Genre effects our experience of music so much that it's an inextricable part of a band's sound. We classify and judge styles of music so as to make quick assessments of the new: this sounds like techno, I hate techno, etc. But imagine if you heard the White Stripes and thought "blues band," and assessed "blues bands are stupid," or "this blues band can't play for shit" and dismissed the group.

This is Lily Allen's problem, because when you first hear her, she sounds like a white English girl badly singing Caribbean music. But her songs aren't actually reggae or calypso, they just use those sounds to complement her voice in pop songs, and this works amazingly well, especially once the album's secret weapon is in place: the massive, booming drums, which push back against the lightness of all that sun-baked flutter.
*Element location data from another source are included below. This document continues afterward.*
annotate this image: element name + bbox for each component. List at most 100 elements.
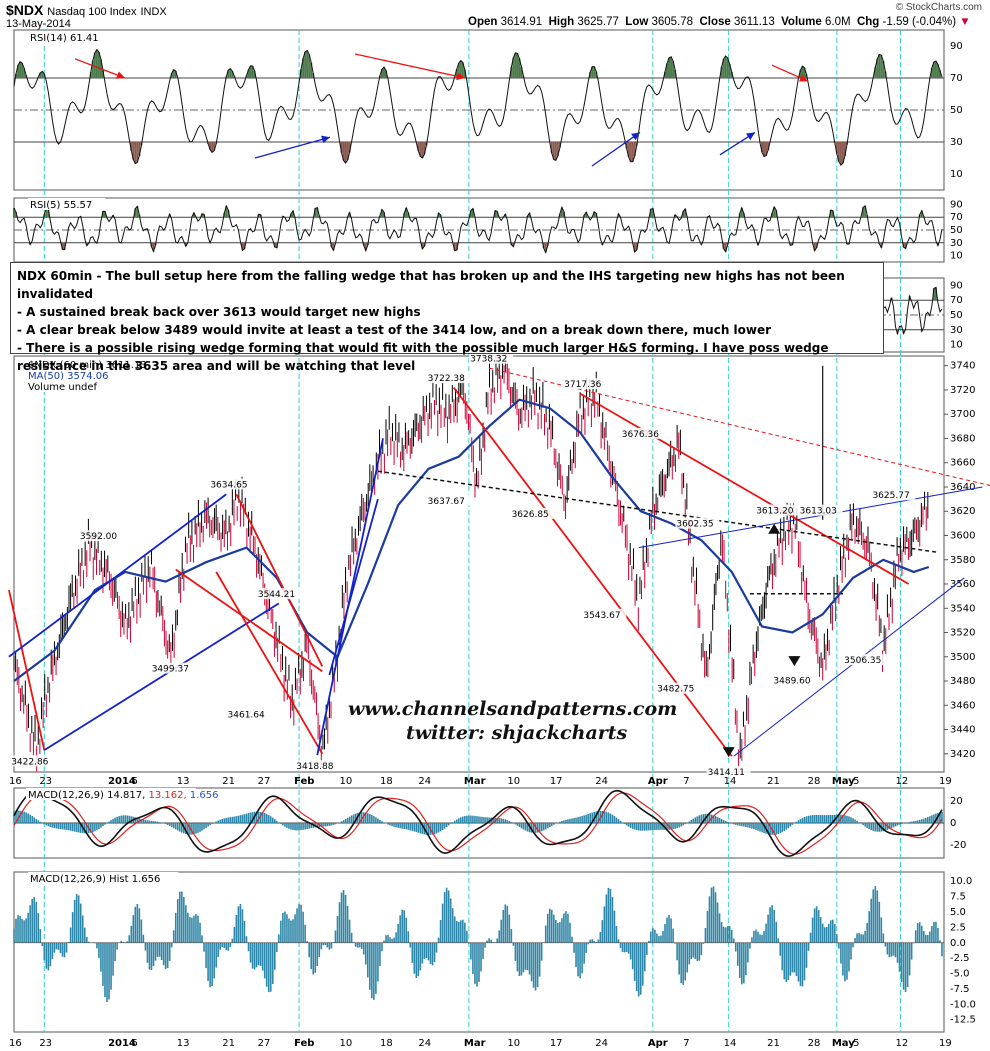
x-tick-10: 10 <box>340 776 353 787</box>
price-tick-3680: 3680 <box>950 433 975 444</box>
price-label: 3544.21 <box>258 590 295 600</box>
arrow-head-icon <box>799 74 808 82</box>
chart-date: 13-May-2014 <box>6 18 71 30</box>
rsi-trend-arrow-1 <box>254 136 331 159</box>
x-tick-23: 23 <box>39 776 52 787</box>
x-tick-28: 28 <box>808 776 821 787</box>
x-axis: 161623232014201466131321212727FebFeb1010… <box>9 776 952 1049</box>
price-tick-3520: 3520 <box>950 628 975 639</box>
rsi-trend-arrow-3 <box>591 131 641 167</box>
rsi14-tick-70: 70 <box>950 73 963 84</box>
x-tick-24: 24 <box>595 776 608 787</box>
price-label: 3625.77 <box>872 491 909 501</box>
rsi3-tick-30: 30 <box>950 325 963 336</box>
ma-label-bg <box>26 369 116 381</box>
x-tick-10: 10 <box>507 776 520 787</box>
x-tick-bottom-2014: 2014 <box>108 1038 136 1049</box>
chart-symbol: $NDX Nasdaq 100 Index INDX <box>6 2 167 18</box>
price-tick-3660: 3660 <box>950 458 975 469</box>
x-tick-6: 6 <box>131 776 137 787</box>
price-label-bg <box>426 372 471 384</box>
rsi-trend-arrow-0 <box>74 58 126 79</box>
arrow-head-icon <box>116 71 125 79</box>
x-tick-bottom-10: 10 <box>507 1038 520 1049</box>
trend-line-2 <box>43 602 280 751</box>
open-value: 3614.91 <box>500 16 543 28</box>
price-tick-3420: 3420 <box>950 749 975 760</box>
price-label-bg <box>675 517 720 529</box>
x-tick-19: 19 <box>939 776 952 787</box>
macd-hist-panel: 10.0 7.5 5.0 2.5 0.0 -2.5 -5.0 -7.5 -10.0 -12.5 <box>13 876 976 1026</box>
price-label: 3676.36 <box>622 430 659 440</box>
annotation-box: NDX 60min - The bull setup here from the… <box>10 262 884 373</box>
x-tick-bottom-14: 14 <box>724 1038 737 1049</box>
trend-line-5 <box>215 571 324 755</box>
x-tick-May: May <box>832 776 855 787</box>
ma50-line <box>13 398 930 682</box>
hist-frame <box>13 871 945 1033</box>
rsi-trend-arrow-2 <box>354 53 466 79</box>
x-tick-27: 27 <box>258 776 271 787</box>
x-tick-bottom-10: 10 <box>340 1038 353 1049</box>
macd-signal-line <box>13 792 943 855</box>
ma-label: MA(50) 3574.06 <box>28 371 109 382</box>
price-label-bg <box>10 755 55 767</box>
rsi5-label-bg <box>28 198 106 210</box>
rsi14-tick-30: 30 <box>950 137 963 148</box>
rsi14-label-bg <box>28 31 112 43</box>
volume-label: Volume undef <box>28 382 98 393</box>
x-tick-24: 24 <box>418 776 431 787</box>
x-tick-bottom-Apr: Apr <box>648 1038 668 1049</box>
hist-tick-2.5: 2.5 <box>950 922 966 933</box>
annotation-line-4: - There is a possible rising wedge formi… <box>17 341 829 373</box>
x-tick-21: 21 <box>767 776 780 787</box>
rsi14-label: RSI(14) 61.41 <box>30 33 99 44</box>
price-tick-3740: 3740 <box>950 361 975 372</box>
x-tick-Feb: Feb <box>294 776 314 787</box>
x-tick-5: 5 <box>853 776 859 787</box>
x-tick-21: 21 <box>222 776 235 787</box>
rsi14-panel: 90 70 50 30 10 <box>13 41 963 180</box>
low-label: Low <box>625 16 649 28</box>
price-label: 3722.38 <box>428 374 465 384</box>
volume-value: 6.0M <box>825 16 851 28</box>
price-label-bg <box>226 708 271 720</box>
price-tick-3720: 3720 <box>950 385 975 396</box>
price-label: 3613.03 <box>800 507 837 517</box>
x-tick-12: 12 <box>896 776 909 787</box>
rsi5-label: RSI(5) 55.57 <box>30 200 92 211</box>
ohlc-readout: Open 3614.91 High 3625.77 Low 3605.78 Cl… <box>468 16 971 28</box>
trend-line-7 <box>328 498 379 676</box>
pivot-triangle-icon <box>768 523 781 534</box>
high-value: 3625.77 <box>577 16 619 28</box>
rsi14-tick-50: 50 <box>950 105 963 116</box>
close-value: 3611.13 <box>734 16 775 28</box>
rsi3-tick-10: 10 <box>950 340 963 351</box>
trend-line-8 <box>453 386 733 757</box>
x-tick-bottom-Feb: Feb <box>294 1038 314 1049</box>
price-label-bg <box>150 662 195 674</box>
price-label-bg <box>620 427 665 439</box>
price-label-text-bg <box>26 358 159 370</box>
price-label: 3738.32 <box>470 355 507 365</box>
arrow-head-icon <box>631 132 640 141</box>
rsi14-line <box>13 48 943 166</box>
macd-tick--20: -20 <box>950 840 966 851</box>
x-tick-bottom-19: 19 <box>939 1038 952 1049</box>
panel-labels: RSI(14) 61.41 RSI(5) 55.57 $NDX (60 min) 3… <box>26 31 218 885</box>
price-tick-3540: 3540 <box>950 603 975 614</box>
hist-tick--12.5: -12.5 <box>950 1015 976 1026</box>
rsi14-tick-10: 10 <box>950 169 963 180</box>
price-panel: 3420 3440 3460 3480 3500 3520 3540 3560 3580 3600… <box>8 348 990 778</box>
trend-line-1 <box>8 493 227 658</box>
pivot-triangle-icon <box>722 747 735 758</box>
price-label: 3637.67 <box>428 497 465 507</box>
x-tick-bottom-17: 17 <box>550 1038 563 1049</box>
x-tick-bottom-18: 18 <box>380 1038 393 1049</box>
x-tick-bottom-24: 24 <box>595 1038 608 1049</box>
price-label-bg <box>563 378 608 390</box>
x-tick-bottom-May: May <box>832 1038 855 1049</box>
annotation-line-2: - A sustained break back over 3613 would… <box>17 305 421 319</box>
x-tick-bottom-5: 5 <box>853 1038 859 1049</box>
price-label: 3613.20 <box>756 506 793 516</box>
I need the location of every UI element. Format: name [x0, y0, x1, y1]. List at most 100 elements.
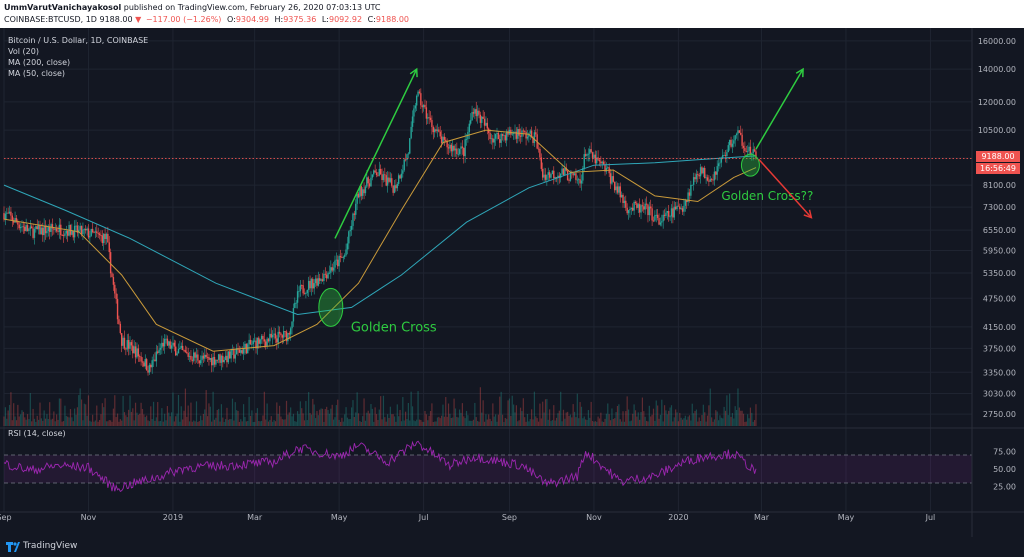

Plus, the songs are good, chronicling and critiquing bad boys and bad girls in a way that's made some boys uncomfortable (always a good sign). Allen's voice lilts or jabs, as in "LDN," where the verses depict an urban hellscape while she trills up on the chorus: "Summer's in the sky oh why oh why / would I want to be anywhere else?" It's all pop in an outdated way, and in this it's like the Scissor Sisters, who could do a great cover of the Vaudevillian boogie of "Alfie," about her shiftless little brother. Like Allen herself, Alright, Still asks you to take it on its own terms. You should.